Strangely enough, some months after this, when it was spring, my brother found Dunster at the Marine Hospital in Chelsea, where he had gone with another surgeon to see a curious operation in which he felt a great interest. He was walking through the accident ward when somebody called him from one of the cots,—a wretched-looking vagabond, whom at first he did not recognize. But it was Dunster, and he tried to put on something of his old manner, which made him seem like a wretched copy of his former self.
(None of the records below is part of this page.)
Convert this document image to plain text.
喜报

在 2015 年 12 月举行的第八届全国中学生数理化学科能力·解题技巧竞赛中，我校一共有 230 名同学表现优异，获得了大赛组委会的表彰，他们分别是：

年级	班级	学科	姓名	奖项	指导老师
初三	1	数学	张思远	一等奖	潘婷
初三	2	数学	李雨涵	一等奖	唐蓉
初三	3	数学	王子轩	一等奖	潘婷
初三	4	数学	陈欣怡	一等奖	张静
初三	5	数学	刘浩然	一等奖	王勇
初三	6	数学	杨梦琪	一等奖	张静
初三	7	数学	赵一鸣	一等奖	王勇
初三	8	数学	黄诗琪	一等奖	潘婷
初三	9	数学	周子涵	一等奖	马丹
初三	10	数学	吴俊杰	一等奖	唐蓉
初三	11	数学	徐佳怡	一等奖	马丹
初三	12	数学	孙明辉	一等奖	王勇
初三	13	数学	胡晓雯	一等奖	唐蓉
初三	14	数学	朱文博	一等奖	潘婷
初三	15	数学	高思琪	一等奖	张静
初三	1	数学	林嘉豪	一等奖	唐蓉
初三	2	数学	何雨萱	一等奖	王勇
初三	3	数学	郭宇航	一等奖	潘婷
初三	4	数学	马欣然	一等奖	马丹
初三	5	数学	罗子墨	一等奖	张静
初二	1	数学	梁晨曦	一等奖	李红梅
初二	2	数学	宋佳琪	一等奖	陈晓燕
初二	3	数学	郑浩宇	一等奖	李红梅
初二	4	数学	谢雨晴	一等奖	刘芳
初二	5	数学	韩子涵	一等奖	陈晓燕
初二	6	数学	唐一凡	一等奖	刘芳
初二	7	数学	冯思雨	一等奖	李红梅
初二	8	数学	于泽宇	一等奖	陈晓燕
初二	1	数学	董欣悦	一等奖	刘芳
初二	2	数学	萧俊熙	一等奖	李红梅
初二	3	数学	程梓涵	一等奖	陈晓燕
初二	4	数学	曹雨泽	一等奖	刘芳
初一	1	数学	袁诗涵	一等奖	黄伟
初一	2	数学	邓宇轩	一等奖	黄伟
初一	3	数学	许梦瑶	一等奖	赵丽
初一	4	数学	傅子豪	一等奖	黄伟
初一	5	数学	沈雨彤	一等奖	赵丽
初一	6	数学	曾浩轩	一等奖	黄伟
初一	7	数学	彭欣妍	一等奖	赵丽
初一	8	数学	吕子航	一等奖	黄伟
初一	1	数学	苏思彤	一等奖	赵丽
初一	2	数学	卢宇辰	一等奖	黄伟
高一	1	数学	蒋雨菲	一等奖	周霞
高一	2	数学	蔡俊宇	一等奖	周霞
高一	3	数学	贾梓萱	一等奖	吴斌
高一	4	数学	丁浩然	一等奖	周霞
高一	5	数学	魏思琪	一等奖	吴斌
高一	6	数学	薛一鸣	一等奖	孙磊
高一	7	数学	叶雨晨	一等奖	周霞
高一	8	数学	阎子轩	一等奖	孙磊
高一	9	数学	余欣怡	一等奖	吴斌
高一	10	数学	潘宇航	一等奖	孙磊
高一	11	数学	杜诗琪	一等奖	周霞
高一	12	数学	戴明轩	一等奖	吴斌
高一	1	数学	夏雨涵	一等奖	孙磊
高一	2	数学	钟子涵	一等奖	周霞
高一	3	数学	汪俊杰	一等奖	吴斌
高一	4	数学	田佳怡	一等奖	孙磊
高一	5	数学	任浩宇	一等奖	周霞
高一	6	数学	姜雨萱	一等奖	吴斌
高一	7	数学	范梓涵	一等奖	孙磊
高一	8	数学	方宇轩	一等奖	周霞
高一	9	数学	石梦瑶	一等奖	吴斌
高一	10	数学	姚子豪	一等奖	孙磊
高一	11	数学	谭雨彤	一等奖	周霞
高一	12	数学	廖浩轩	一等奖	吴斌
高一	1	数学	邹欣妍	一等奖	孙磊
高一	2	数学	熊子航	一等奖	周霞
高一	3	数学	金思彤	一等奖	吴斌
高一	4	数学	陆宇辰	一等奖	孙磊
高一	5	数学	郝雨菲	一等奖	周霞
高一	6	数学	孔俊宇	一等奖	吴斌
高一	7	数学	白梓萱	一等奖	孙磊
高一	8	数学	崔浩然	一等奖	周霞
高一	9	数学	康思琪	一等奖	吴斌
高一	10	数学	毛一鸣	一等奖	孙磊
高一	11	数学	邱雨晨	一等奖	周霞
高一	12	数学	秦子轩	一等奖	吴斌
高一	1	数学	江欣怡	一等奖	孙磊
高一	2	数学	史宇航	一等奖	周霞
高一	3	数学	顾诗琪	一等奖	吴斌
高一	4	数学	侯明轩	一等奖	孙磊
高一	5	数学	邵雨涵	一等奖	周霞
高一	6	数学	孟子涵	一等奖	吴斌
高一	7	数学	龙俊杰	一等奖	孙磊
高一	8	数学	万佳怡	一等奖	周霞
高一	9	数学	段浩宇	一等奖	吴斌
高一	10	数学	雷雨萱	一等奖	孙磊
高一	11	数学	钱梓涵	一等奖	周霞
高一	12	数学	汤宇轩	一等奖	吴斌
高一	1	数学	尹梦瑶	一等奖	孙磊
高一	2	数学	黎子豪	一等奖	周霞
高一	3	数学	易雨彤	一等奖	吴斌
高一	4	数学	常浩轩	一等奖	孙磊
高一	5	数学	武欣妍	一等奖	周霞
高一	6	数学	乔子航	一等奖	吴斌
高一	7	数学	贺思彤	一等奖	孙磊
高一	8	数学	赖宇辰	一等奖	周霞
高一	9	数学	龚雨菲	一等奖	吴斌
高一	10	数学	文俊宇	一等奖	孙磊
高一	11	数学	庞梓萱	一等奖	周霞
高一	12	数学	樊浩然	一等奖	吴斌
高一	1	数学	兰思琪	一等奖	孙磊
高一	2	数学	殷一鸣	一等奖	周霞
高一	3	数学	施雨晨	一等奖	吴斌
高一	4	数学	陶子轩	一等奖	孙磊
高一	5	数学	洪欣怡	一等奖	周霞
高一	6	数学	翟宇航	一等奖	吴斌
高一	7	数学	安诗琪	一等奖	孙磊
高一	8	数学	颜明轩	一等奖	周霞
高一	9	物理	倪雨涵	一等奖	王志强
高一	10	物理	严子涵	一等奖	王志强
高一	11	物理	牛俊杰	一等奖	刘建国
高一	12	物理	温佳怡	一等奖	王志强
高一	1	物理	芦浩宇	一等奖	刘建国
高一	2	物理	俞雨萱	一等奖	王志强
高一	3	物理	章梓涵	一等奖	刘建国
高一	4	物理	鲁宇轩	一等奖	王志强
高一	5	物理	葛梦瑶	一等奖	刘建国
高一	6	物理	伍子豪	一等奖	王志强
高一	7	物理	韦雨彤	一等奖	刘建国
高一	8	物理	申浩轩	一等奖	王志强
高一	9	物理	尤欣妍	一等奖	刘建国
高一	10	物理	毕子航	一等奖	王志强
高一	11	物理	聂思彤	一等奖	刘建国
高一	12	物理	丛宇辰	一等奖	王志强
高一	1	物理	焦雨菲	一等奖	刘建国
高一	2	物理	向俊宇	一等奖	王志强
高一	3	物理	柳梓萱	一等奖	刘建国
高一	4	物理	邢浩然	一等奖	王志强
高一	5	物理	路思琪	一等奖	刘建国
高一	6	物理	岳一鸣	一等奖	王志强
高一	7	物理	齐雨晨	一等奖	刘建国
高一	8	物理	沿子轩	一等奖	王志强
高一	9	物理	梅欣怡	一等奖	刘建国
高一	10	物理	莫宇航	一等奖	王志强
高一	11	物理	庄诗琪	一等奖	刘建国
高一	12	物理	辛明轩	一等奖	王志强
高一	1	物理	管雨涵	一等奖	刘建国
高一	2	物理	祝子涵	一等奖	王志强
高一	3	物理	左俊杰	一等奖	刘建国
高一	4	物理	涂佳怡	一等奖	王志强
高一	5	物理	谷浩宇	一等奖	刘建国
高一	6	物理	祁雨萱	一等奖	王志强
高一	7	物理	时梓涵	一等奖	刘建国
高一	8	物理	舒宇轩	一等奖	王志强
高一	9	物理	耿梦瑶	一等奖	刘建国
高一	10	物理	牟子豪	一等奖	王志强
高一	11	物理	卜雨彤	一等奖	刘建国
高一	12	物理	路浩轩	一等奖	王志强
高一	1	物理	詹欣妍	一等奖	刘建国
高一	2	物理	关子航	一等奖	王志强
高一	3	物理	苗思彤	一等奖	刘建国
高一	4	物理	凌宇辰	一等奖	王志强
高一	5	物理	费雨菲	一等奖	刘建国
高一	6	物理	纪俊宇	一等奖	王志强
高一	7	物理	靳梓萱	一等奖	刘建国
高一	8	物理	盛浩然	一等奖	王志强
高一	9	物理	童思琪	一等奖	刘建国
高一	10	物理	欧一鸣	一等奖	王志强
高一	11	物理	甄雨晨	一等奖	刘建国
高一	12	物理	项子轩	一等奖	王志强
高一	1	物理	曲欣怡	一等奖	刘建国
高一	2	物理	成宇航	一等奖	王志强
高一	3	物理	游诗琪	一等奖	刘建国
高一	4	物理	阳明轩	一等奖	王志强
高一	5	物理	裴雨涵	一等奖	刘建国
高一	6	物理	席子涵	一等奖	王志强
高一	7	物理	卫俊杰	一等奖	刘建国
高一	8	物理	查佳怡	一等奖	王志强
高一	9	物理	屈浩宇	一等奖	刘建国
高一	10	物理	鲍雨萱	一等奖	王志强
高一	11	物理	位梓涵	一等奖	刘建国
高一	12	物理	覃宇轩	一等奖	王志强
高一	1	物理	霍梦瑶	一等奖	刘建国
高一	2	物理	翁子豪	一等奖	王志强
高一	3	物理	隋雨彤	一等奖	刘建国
Jack made him give an account of himself. It seemed that he had been thrown among the dead in that battle when he was supposed to have been killed; but he had recovered his senses, and crawled from the place where he had fallen farther into the enemy's lines, and he had been sent to the rear. He had nearly died from the effects of his wounds, and it was evident that he had been very intemperate. He had drifted to New Orleans, and lead a most wretched life there; and at times he had gone to sea. My brother asked him if he was ever in Rio; and at first he denied it, and afterward confessed that he was there once, and had seen Whiston in a boat, and had dropped over the side in the dark to evade him, but when Jack questioned him about being at the window, he denied it utterly. He said his ship sailed that day. It might have been that he meant to commit a robbery, or that he really told the truth, and that it was the first of poor Whiston's illusions. Of course it was possible that Dunster might have swung himself down from the flat roof by a rope, and they might have really met at other times, it was not unlikely. But one can hardly conceive of Mr. Whiston's perfect certainty, in such a case, that the glimpse he had of his cousin's face was a supernatural vision.
My brother said, "I did not tell him what wreck and ruin he had made unconsciously of Whiston's life,—at least the part he had played in it; it would do no good, and indeed he is hardly sane, I think. It would be curious if they had both inherited from their common ancestry the mental weakness which shows itself so differently in the two lives,—Whiston's, so cowardly and shrinking and weak; and Dunster's, so horribly low and brutal. There is not much the matter with him, he had a fall on board ship. The nurse told me he was very troublesome, and had fairly insulted the chaplain, who had said a kind word to him. It is a pity that shot had not killed him; and I suppose most of the class who ever think of him will say he was a hero, and died on the field of honor."